Vale observar que parcela não negligenciável do insatisfatório desempenho
do IPTU pode ser atribuída simplesmente à falta de informação ou
ignorância dos agentes e tomadores de decisão. Oportunidades são ignoradas
por falta de ‘cultura fiscal’. Muitas são as administrações que estariam
genuinamente dispostas a promover melhorias. Entretanto, nem sempre estão
aptas a tais iniciativas.
5. Proposta para o Fortalecimento da Capacidade Fiscal dos Municípios
Pelo exposto nos itens anteriores, conclui-se que as melhorias observadas com relação ao
desempenho do IPTU tendem a ser geradas por ações isoladas pontuais e até acidentais,
afetando um número reduzido de municípios.

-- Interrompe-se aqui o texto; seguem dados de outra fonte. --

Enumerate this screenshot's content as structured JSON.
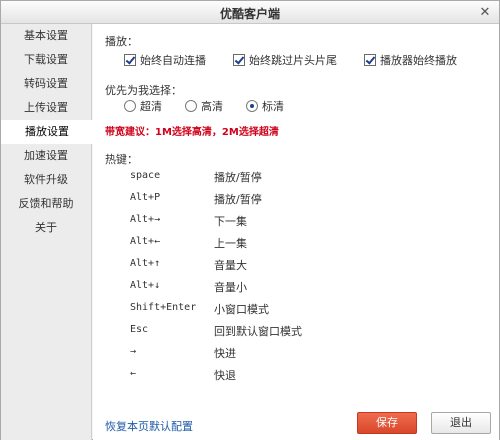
{
  "window": {
    "title": "优酷客户端",
    "close_glyph": "✕"
  },
  "sidebar": {
    "items": [
      {
        "label": "基本设置"
      },
      {
        "label": "下载设置"
      },
      {
        "label": "转码设置"
      },
      {
        "label": "上传设置"
      },
      {
        "label": "播放设置",
        "active": true
      },
      {
        "label": "加速设置"
      },
      {
        "label": "软件升级"
      },
      {
        "label": "反馈和帮助"
      },
      {
        "label": "关于"
      }
    ]
  },
  "playback": {
    "section_label": "播放：",
    "options": [
      {
        "label": "始终自动连播",
        "checked": true
      },
      {
        "label": "始终跳过片头片尾",
        "checked": true
      },
      {
        "label": "播放器始终播放",
        "checked": true
      }
    ]
  },
  "quality": {
    "section_label": "优先为我选择：",
    "options": [
      {
        "label": "超清",
        "selected": false
      },
      {
        "label": "高清",
        "selected": false
      },
      {
        "label": "标清",
        "selected": true
      }
    ],
    "advice": "带宽建议：1M选择高清，2M选择超清"
  },
  "hotkeys": {
    "section_label": "热键：",
    "rows": [
      {
        "key": "space",
        "action": "播放/暂停"
      },
      {
        "key": "Alt+P",
        "action": "播放/暂停"
      },
      {
        "key": "Alt+→",
        "action": "下一集"
      },
      {
        "key": "Alt+←",
        "action": "上一集"
      },
      {
        "key": "Alt+↑",
        "action": "音量大"
      },
      {
        "key": "Alt+↓",
        "action": "音量小"
      },
      {
        "key": "Shift+Enter",
        "action": "小窗口模式"
      },
      {
        "key": "Esc",
        "action": "回到默认窗口模式"
      },
      {
        "key": "→",
        "action": "快进"
      },
      {
        "key": "←",
        "action": "快退"
      }
    ]
  },
  "footer": {
    "restore_link": "恢复本页默认配置",
    "save_label": "保存",
    "exit_label": "退出"
  },
  "colors": {
    "accent_red": "#d0021b",
    "save_button": "#e5573a",
    "link_blue": "#1e5aa8"
  }
}
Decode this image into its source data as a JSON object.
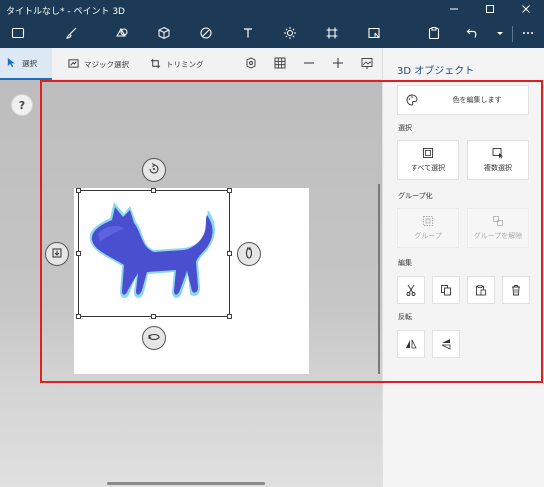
{
  "window": {
    "title": "タイトルなし* - ペイント 3D",
    "minimize_icon": "minimize-icon",
    "maximize_icon": "maximize-icon",
    "close_icon": "close-icon"
  },
  "toolbar": {
    "icons": [
      "menu-icon",
      "brush-icon",
      "2d-shapes-icon",
      "3d-shapes-icon",
      "stickers-icon",
      "text-icon",
      "effects-icon",
      "canvas-icon",
      "3d-library-icon",
      "paste-icon",
      "undo-icon",
      "history-dropdown-icon",
      "more-icon"
    ]
  },
  "subtoolbar": {
    "select_label": "選択",
    "magic_select_label": "マジック選択",
    "crop_label": "トリミング",
    "icons": [
      "3d-view-icon",
      "grid-icon",
      "zoom-out-icon",
      "zoom-in-icon",
      "image-options-icon"
    ]
  },
  "help": {
    "label": "?"
  },
  "panel": {
    "title": "3D オブジェクト",
    "edit_color_label": "色を編集します",
    "select_section": "選択",
    "select_all_label": "すべて選択",
    "multi_select_label": "複数選択",
    "group_section": "グループ化",
    "group_label": "グループ",
    "ungroup_label": "グループを解除",
    "edit_section": "編集",
    "flip_section": "反転"
  },
  "colors": {
    "titlebar": "#1c3a55",
    "accent": "#1f6fbf",
    "highlight_frame": "#e02020",
    "cat_body": "#4a4fd0",
    "cat_glow": "#8ad8f0"
  }
}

Ou seja, tais melhorias não resultam de um
movimento mais abrangente, de caráter nacional, capaz de produzir significativo impacto
no desempenho do imposto no Brasil tanto como fonte de receita, quanto como instrumento
regulador do uso e ocupação do solo urbano. Para promover a inadiável melhoraria na
equidade, eficiência e efetividade do imposto no país, é evidente a necessidade de um
esforço mais compreensivo e sistemático de apoio aos municípios.
Há necessidade de fortalecimento dos municípios através da revitalização de um tributo
que, por sua natureza única, é capaz de atuar não apenas como fonte de receita, mas
também como um instrumento regulador do funcionamento do mercado de terras
apresentando, entre outras vantagens, a tendência de contribuir com o desenvolvimento
urbano, com a regulação do território, com a melhoria do acesso a terra e com a
recuperação das mais valias urbanas geradas por investimentos públicos.
Por fim, cabe notar que os recursos técnicos requeridos para tanto são rigorosamente os
mesmos requeridos para a aplicação dos instrumentos previstos de recuperação de mais
valias previstos no estatuto das cidades. Como resultado, os benefícios da melhorar a gestão
do IPTU podem ser maximizados na medida em que habilitaria os municípios a aplicar
adequadamente outros instrumentos de caráter urbano.